Off-road semantic segmentation suffers from thick, inconsistent boundaries, sparse supervision for rare classes, and pervasive label noise. Designs that fuse only at low resolution blur edges and propagate local errors, whereas maintaining high-resolution pathways or repeating high-resolution fusions is costly and fragile to noise. We introduce a resolutionaware token decoder that balances global semantics, local consistency, and boundary fidelity under imperfect supervision. Most computation occurs at a low-resolution bottleneck; a gated cross-attention injects fine-scale detail, and only a sparse, uncertainty-selected set of pixels is refined. The components are co-designed and tightly integrated: global self-attention with lightweight dilated depthwise refinement restores local coherence; a gated cross-attention integrates fine-scale features from a standard high-resolution encoder stream without amplifying noise; and a class-aware point refinement corrects residual ambiguities with negligible overhead.

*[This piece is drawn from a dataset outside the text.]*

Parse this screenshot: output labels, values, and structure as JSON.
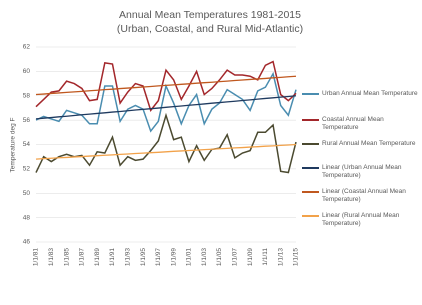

During training, we add a boundary-band consistency regularizer that encourages coherent predictions in a thin neighborhood around annotated edges, with no inference-time cost. Overall, the results indicate competitive performance and improved stability across transitions.

Paper Structure

This paper contains 16 sections, 8 equations, 5 figures, 4 tables.

Figures (5)

  • Figure 1: Off-road scenes pose four recurring challenges: (i) diffuse, platform-dependent transitions; (ii) frequent thin structures; (iii) low contrast under shadows, glare, and dust; (iv) vegetation self-occlusion and fine-scale variation.
  • Figure 2: Overall framework. Multi-scale features are fused at a bottleneck and refined by GLTR. A single high-resolution (HR) cross-attention injects sharp cues, and a three-way gate blends $\{T_0, C, B\}$. CAPR revisits only uncertainty-selected pixels. During training, diagonal supervision and a thin boundary-band loss (BBL) regularize attention near edges.
  • Figure 3: Qualitative comparison on RUGD with the baseline (left) and TERRA (right). Red boxes highlight regions where the baseline either misses classes or mixes them. In contrast, TERRA captures thin structures and fine details more precisely, reduces interior holes and clutter, and traces boundaries more sharply and continuously—resulting in segmentations that better reflect the actual scene layout.
  • Figure 4: Qualitative comparison on RUGD with noisy ground-truth (GT). GT labels misalign with actual scene structure, causing GA-Nav to inherit labeling errors and produce fragmented regions. In contrast, TERRA learns more robust representations, yielding cleaner borders and predictions that better align with the true layout despite annotation noise.
  • Figure 5: Qualitative comparison on RELLIS-3D. Columns: RGB, GT, GA-Nav, and our method. Compared with GA-Nav, our method suppresses small holes in wide traversable areas, reduces vegetation clutter, and yields sharper, more continuous boundaries despite annotation noise.